To end, I might just return to Kafka’s “Report to the Academy” in which the ape says, “There is an excellent German expression: to beat one’s way through the bushes. That I have done. I have beaten my way through the bushes. I had no other way, always assuming that freedom was not a choice”. It rather suggests to me that there’s more than one reason our narrator alludes to Kafka’s monkey…

11 thoughts on “Dinaw Mengestu, An honest exit

  1. This story seems to be from his next book, Hot to Read the Air. Amazon describes the main character there as “a fluent and inveterate liar–a skill that comes in handy at his job at an immigration agency, where he embellishes African immigrants’ stories so that they might be granted asylum”.

    • Ah, thanks Susan. Presumably that’s the son and this is the job he moves to after teaching? I wonder if that makes him a reliable or unreliable narrator. For this excerpt I guess I’d say reliable because he tells us that he’s making things up? It sounds like this may not be a typical “refugee” or “migrant’ novel.

    • Where is here, Isabel? The US? I lived in SoCal for three years, and immigration was certainly an issue there. TC Boyle’s The tortilla curtain is a great evocation of that situation.
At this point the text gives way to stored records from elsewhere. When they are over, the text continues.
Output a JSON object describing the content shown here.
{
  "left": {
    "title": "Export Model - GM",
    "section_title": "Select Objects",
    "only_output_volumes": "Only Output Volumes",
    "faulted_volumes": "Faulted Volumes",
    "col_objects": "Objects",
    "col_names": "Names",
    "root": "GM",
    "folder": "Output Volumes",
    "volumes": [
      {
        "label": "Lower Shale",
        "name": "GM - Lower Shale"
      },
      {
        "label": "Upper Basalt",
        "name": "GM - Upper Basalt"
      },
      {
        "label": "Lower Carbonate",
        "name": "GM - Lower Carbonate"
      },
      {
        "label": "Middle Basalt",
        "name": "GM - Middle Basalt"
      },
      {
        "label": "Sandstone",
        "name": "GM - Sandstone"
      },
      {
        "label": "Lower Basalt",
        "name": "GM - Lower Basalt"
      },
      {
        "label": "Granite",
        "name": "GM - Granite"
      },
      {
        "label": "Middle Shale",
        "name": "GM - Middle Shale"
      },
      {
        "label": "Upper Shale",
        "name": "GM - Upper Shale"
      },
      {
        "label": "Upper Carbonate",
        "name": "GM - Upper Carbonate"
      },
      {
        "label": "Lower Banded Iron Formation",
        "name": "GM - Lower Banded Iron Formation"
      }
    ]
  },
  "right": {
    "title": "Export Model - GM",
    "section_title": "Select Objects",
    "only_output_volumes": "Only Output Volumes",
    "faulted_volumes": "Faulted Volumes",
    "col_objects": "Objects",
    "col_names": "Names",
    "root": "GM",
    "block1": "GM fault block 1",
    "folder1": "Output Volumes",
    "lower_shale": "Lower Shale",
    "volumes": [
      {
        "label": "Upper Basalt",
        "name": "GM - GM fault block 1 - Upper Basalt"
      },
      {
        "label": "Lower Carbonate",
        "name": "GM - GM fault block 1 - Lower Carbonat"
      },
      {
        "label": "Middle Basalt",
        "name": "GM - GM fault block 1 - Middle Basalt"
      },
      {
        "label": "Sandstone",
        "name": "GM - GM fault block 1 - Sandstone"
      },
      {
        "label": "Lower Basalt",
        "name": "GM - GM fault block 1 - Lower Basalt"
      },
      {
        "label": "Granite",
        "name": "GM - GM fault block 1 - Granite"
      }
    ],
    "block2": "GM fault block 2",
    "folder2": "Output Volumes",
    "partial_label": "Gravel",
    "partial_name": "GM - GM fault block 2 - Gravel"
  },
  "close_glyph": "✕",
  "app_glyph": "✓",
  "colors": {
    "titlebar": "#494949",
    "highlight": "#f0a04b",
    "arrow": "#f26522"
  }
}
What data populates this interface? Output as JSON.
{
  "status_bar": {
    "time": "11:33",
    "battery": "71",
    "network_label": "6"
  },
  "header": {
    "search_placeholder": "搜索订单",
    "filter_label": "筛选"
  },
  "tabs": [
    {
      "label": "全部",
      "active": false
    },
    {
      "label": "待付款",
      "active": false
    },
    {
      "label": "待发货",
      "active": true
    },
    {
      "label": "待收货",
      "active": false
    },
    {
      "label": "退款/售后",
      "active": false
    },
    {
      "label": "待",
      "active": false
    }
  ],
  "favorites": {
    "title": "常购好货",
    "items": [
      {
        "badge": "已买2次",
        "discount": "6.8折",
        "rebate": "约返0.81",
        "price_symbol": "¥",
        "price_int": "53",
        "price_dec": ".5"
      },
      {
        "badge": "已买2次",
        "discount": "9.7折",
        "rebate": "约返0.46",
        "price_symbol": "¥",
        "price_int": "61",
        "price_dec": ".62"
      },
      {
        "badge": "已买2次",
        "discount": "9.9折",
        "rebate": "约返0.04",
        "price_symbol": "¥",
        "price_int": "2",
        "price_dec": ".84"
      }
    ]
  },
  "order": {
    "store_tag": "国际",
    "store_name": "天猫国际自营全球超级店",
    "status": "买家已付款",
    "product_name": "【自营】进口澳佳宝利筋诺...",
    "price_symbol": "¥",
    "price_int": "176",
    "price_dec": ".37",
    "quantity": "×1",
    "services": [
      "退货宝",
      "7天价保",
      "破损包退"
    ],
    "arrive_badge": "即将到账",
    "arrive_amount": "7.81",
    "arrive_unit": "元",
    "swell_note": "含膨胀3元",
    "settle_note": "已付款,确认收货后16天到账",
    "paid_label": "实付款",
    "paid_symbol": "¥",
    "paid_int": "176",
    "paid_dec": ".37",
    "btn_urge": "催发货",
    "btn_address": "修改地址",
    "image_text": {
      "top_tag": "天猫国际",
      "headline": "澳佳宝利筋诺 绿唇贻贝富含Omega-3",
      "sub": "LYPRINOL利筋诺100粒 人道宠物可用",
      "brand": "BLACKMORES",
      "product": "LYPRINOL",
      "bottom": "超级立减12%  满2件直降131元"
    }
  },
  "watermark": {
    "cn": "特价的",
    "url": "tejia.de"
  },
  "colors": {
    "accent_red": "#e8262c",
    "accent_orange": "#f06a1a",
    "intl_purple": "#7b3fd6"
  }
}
      • I am Hispanic, but I am not in favor of so many Latinos coming to the US without papers. I walk around with my voter registration card, in case ICE (the immigration agency) questions me. When I visit TX, I always wonder whether I should take my US passport or not.

        ICE needs to examine the immigration quotas. When Senator Edward Kennedy was alive, he somehow managed to increase the slots for Irish citizen and lessen it for others, even though Ireland is a small country.

        I also don’t like how one of the largest Latino stations, UNIVISION, encourages illegal immigration. Jorge Ramos, a top anchor there, doesn’t understand the implications of unauthorized migrations and thinks everyone is against all Latinos. Talk shows on that network have lawyers who give advice to viewers on how to avoid ICE, instead of telling people to wait in line, like everyone else.

        I disapprove of the Mexican government telling the US to treat the aliens better, in light of how they treat other Latinos. If someone from Central or South American is caught in Mexico without a visa, the person is jailed, beaten, robbed of their money, and if you are a woman, raped. Then, the person is kicked out of Mexico.

        Women from the Middle East are flying into Detroit Michigan to give birth. All hospitals must treat anyone who walks into the emergency room of a hospital. 18 years from now, these US citizens, who spent just a couple of weeks in the US, can come back here and bomb something.

        The US does need immigrants, to keep the country going and to allow new ideas to flow, but it should be in an orderly manner.

  2. Immigration is such a tricky issue Isabel. The issue of most concern to me is refugees/asylum seekers and how we treat them. Some people aren’t simply looking for a better life/more opportunities (which is understandable enough but which is not a life-threatening reason) while others are in danger. The father in this short story left Ethiopia because he’d already been jailed once for taking part in a political rally. I can understand people in this situation being desperate and willing to attempt “illegal” migration if the opportunity arises.

    LOL re Texas. When I lived in the US and we holidayed through Texas we wondered about taking our passports with us because we’d heard so much about border patrol there.

    • Sorry, I forgot to mention asylum seekers. I have no problems with that.
      And, the government can be inconsistent with that. I read awhile back about some women (forgot the country) that were going to be sent back home to certain death. Somehow, word got out in time, and they were able to stay!

      • Ah, thanks for the clarification Isabel, I rather thought you weren’t talking about them. It’s such a fraught problem but I wish people – here, anyhow – would be a bit kinder about their plight.